Task Force Report formalizes UM System leadership role specifications
The Task Force consisted of leadership from all four campuses and the UM System as a whole.
Oct. 01, 2018
The Board of Curators passed a document called the Task Force Report that defines the UM System’s vision, mission and guiding principles for the governance of the university system on July 19, 2018.
The vision of the system is to advance the opportunities for success and well-being for Missouri, the nation and world through transformative teaching, research, innovation, engagement and inclusion, according to the report.
“What [the Task Force] wanted to come up with were some guidelines and some structural models on the governance of the university,” MU News Bureau Director Christian Basi said. “In the past, there had been some issues with individuals who were running the university, not necessarily having a clear idea of roles and responsibilities, and we’ve had a lot of changes over the last couple years.”

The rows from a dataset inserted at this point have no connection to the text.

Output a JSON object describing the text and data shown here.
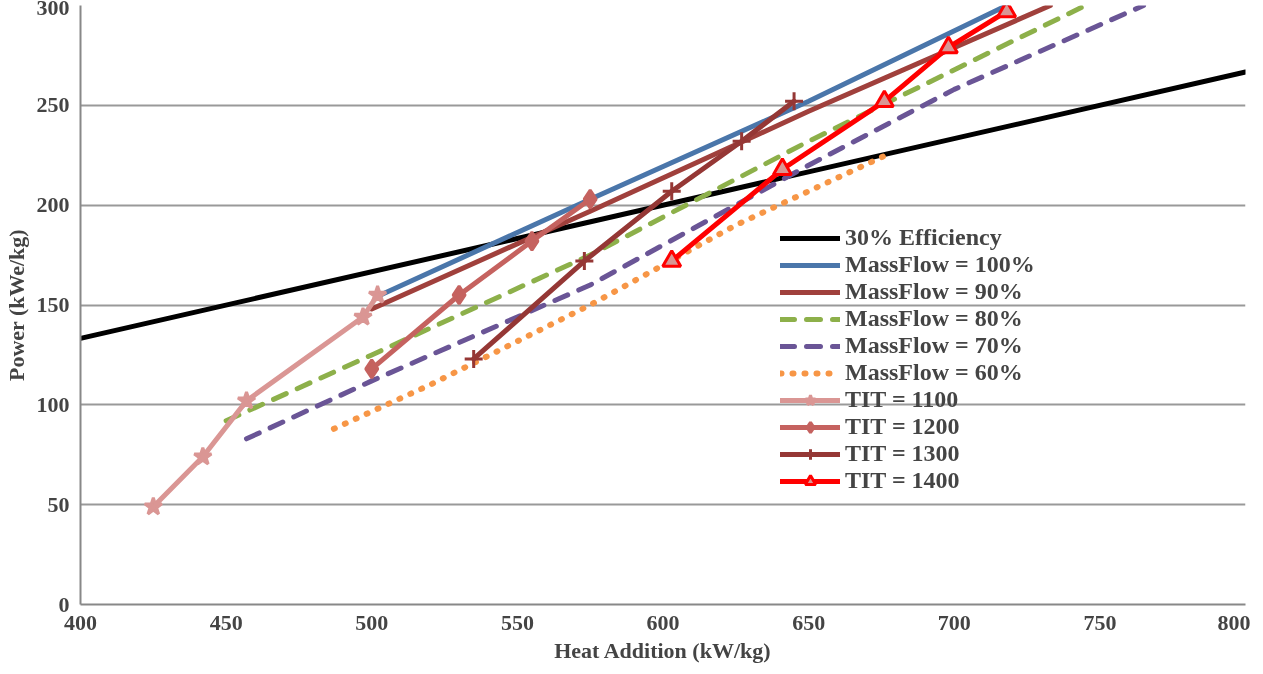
{
  "chart_data": {
    "type": "line",
    "xlabel": "Heat Addition (kW/kg)",
    "ylabel": "Power (kWe/kg)",
    "xlim": [
      400,
      800
    ],
    "xticks": [
      400,
      450,
      500,
      550,
      600,
      650,
      700,
      750,
      800
    ],
    "ylim": [
      0,
      300
    ],
    "yticks": [
      0,
      50,
      100,
      150,
      200,
      250,
      300
    ],
    "grid": "y",
    "legend": "right",
    "series": [
      {
        "name": "30% Efficiency",
        "color": "#000000",
        "line_style": "solid",
        "marker": "none",
        "x": [
          400,
          800
        ],
        "values": [
          133.3,
          266.7
        ]
      },
      {
        "name": "MassFlow = 100%",
        "color": "#4a76aa",
        "line_style": "solid",
        "marker": "none",
        "x": [
          503,
          575,
          650,
          718
        ],
        "values": [
          155,
          203,
          252,
          300
        ]
      },
      {
        "name": "MassFlow = 90%",
        "color": "#a0403c",
        "line_style": "solid",
        "marker": "none",
        "x": [
          500,
          575,
          650,
          733
        ],
        "values": [
          148,
          197,
          247,
          300
        ]
      },
      {
        "name": "MassFlow = 80%",
        "color": "#8db04a",
        "line_style": "dashed",
        "marker": "none",
        "x": [
          450,
          500,
          575,
          650,
          745
        ],
        "values": [
          92,
          125,
          175,
          232,
          300
        ]
      },
      {
        "name": "MassFlow = 70%",
        "color": "#6a5596",
        "line_style": "dashed",
        "marker": "none",
        "x": [
          457,
          500,
          575,
          650,
          700,
          765
        ],
        "values": [
          83,
          112,
          160,
          220,
          258,
          300
        ]
      },
      {
        "name": "MassFlow = 60%",
        "color": "#f79646",
        "line_style": "dotted",
        "marker": "none",
        "x": [
          487,
          520,
          575,
          625,
          678
        ],
        "values": [
          88,
          110,
          150,
          190,
          226
        ]
      },
      {
        "name": "TIT = 1100",
        "color": "#da9694",
        "line_style": "solid",
        "marker": "star",
        "x": [
          425,
          442,
          457,
          497,
          502
        ],
        "values": [
          49,
          74,
          102,
          144,
          155
        ]
      },
      {
        "name": "TIT = 1200",
        "color": "#c5625f",
        "line_style": "solid",
        "marker": "diamond",
        "x": [
          500,
          530,
          555,
          575
        ],
        "values": [
          118,
          155,
          182,
          203
        ]
      },
      {
        "name": "TIT = 1300",
        "color": "#953735",
        "line_style": "solid",
        "marker": "cross",
        "x": [
          535,
          573,
          603,
          627,
          645
        ],
        "values": [
          123,
          172,
          207,
          232,
          252
        ]
      },
      {
        "name": "TIT = 1400",
        "color": "#ff0000",
        "line_style": "solid",
        "marker": "triangle",
        "x": [
          603,
          641,
          676,
          698,
          718
        ],
        "values": [
          172,
          218,
          252,
          279,
          297
        ]
      }
    ]
  }
}
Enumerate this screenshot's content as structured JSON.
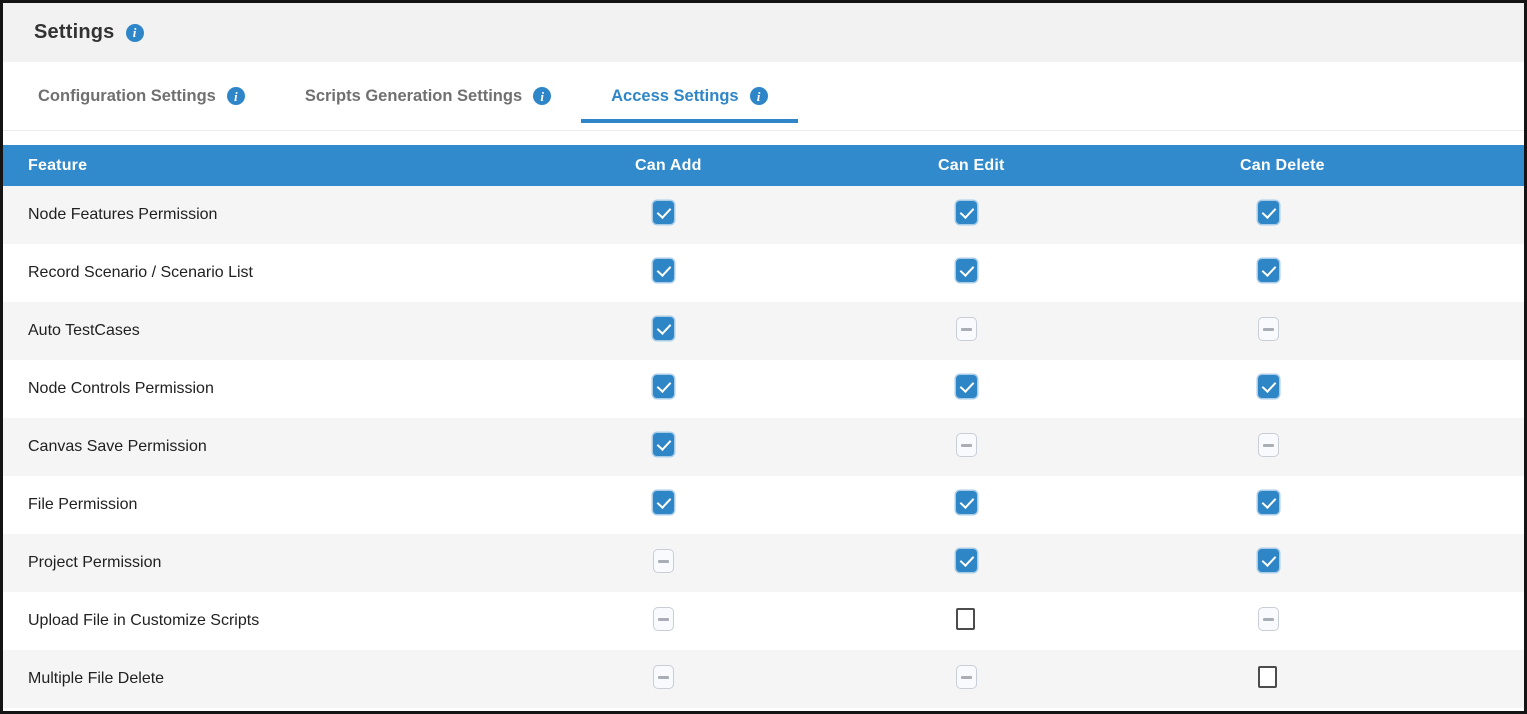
{
  "page_title": "Settings",
  "title_info_icon": "i",
  "tabs": [
    {
      "label": "Configuration Settings",
      "active": false
    },
    {
      "label": "Scripts Generation Settings",
      "active": false
    },
    {
      "label": "Access Settings",
      "active": true
    }
  ],
  "table": {
    "columns": [
      "Feature",
      "Can Add",
      "Can Edit",
      "Can Delete"
    ],
    "rows": [
      {
        "feature": "Node Features Permission",
        "can_add": "checked",
        "can_edit": "checked",
        "can_delete": "checked"
      },
      {
        "feature": "Record Scenario / Scenario List",
        "can_add": "checked",
        "can_edit": "checked",
        "can_delete": "checked"
      },
      {
        "feature": "Auto TestCases",
        "can_add": "checked",
        "can_edit": "indeterminate",
        "can_delete": "indeterminate"
      },
      {
        "feature": "Node Controls Permission",
        "can_add": "checked",
        "can_edit": "checked",
        "can_delete": "checked"
      },
      {
        "feature": "Canvas Save Permission",
        "can_add": "checked",
        "can_edit": "indeterminate",
        "can_delete": "indeterminate"
      },
      {
        "feature": "File Permission",
        "can_add": "checked",
        "can_edit": "checked",
        "can_delete": "checked"
      },
      {
        "feature": "Project Permission",
        "can_add": "indeterminate",
        "can_edit": "checked",
        "can_delete": "checked"
      },
      {
        "feature": "Upload File in Customize Scripts",
        "can_add": "indeterminate",
        "can_edit": "unchecked",
        "can_delete": "indeterminate"
      },
      {
        "feature": "Multiple File Delete",
        "can_add": "indeterminate",
        "can_edit": "indeterminate",
        "can_delete": "unchecked"
      }
    ]
  },
  "colors": {
    "accent_blue": "#2e86c8",
    "table_header_blue": "#308acb",
    "row_stripe_gray": "#f5f5f5",
    "titlebar_gray": "#f2f2f2",
    "checkbox_checked_blue": "#2f86c6"
  }
}
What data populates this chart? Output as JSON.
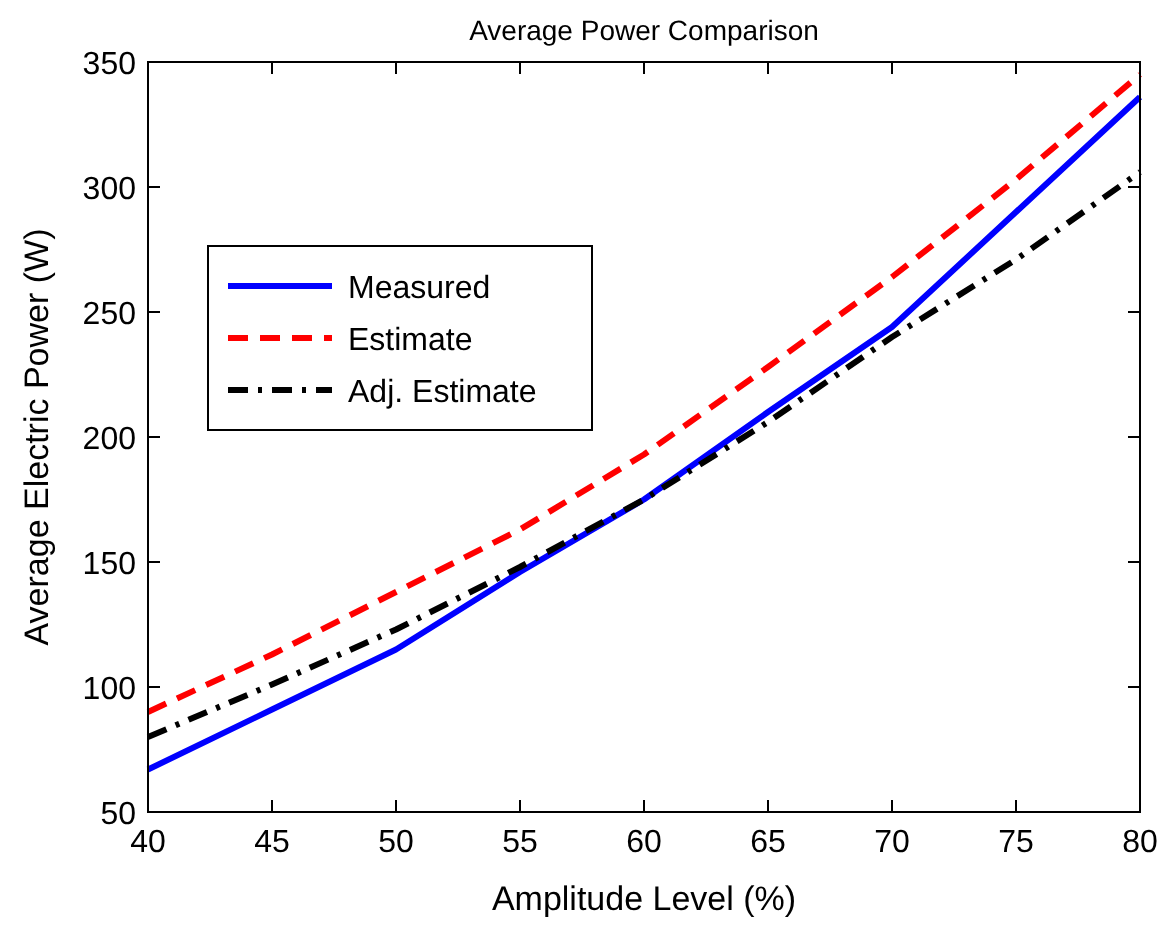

According to Curator and Task Force Chairman Darryl Chatman, in the role-changing process in past years new members did not have a formal document that established all the responsibilities and obligations for their positions. The report allowed this process to become formalized.
“[The Task Force] specifically lists out board members, presidents and chancellors’ roles to provide guidelines so that everyone would know what their roles and responsibilities are,” Basi said. “When you have people come and go over time, it helps to have these guidelines laid out so that everyone who comes into those new roles has a good understanding.”
The Task Force included many administration members from each campus and of the UM System administration. UM System President Mun Choi, the Board of Curators and Chancellors were present at all meetings because this document specifically defined their roles.
The report outlines the higher-level administrative positions throughout the UM System, and there is no single person in charge to enforce these responsibilities. Instead, each of the leaders ensures the others’ are being met.
“The board has expectations, the president has expectations and the chancellors have expectations,” Chatman said. “The board can evaluate the president, the president can evaluate the chancellors. I also think it’s important for the president to evaluate the Board. We’re all upholding those guiding principles that are stated in that document.”
Although the Task Force consisted of administration members, they had received outside input. Members of the Task Force sought out feedback from faculty, staff and students. There was an open mic session during a curators’ meeting earlier this year, where people shared their thoughts on how the university campuses were being governed.
Chatman also mentioned a portal that all students, staff and faculty could use to submit criticism, ask questions and provide suggestions to improve the UM System.
The overall purpose of the Task Force Report was to create unity and harmony among all four campuses in the UM System.
“[The Task Force Report] was created to show that we are a system and we are stronger as a system as opposed to being four independent universities,” Chatman said. “The whole is greater than the sum of its parts, and we wanted to emphasize that through this document.”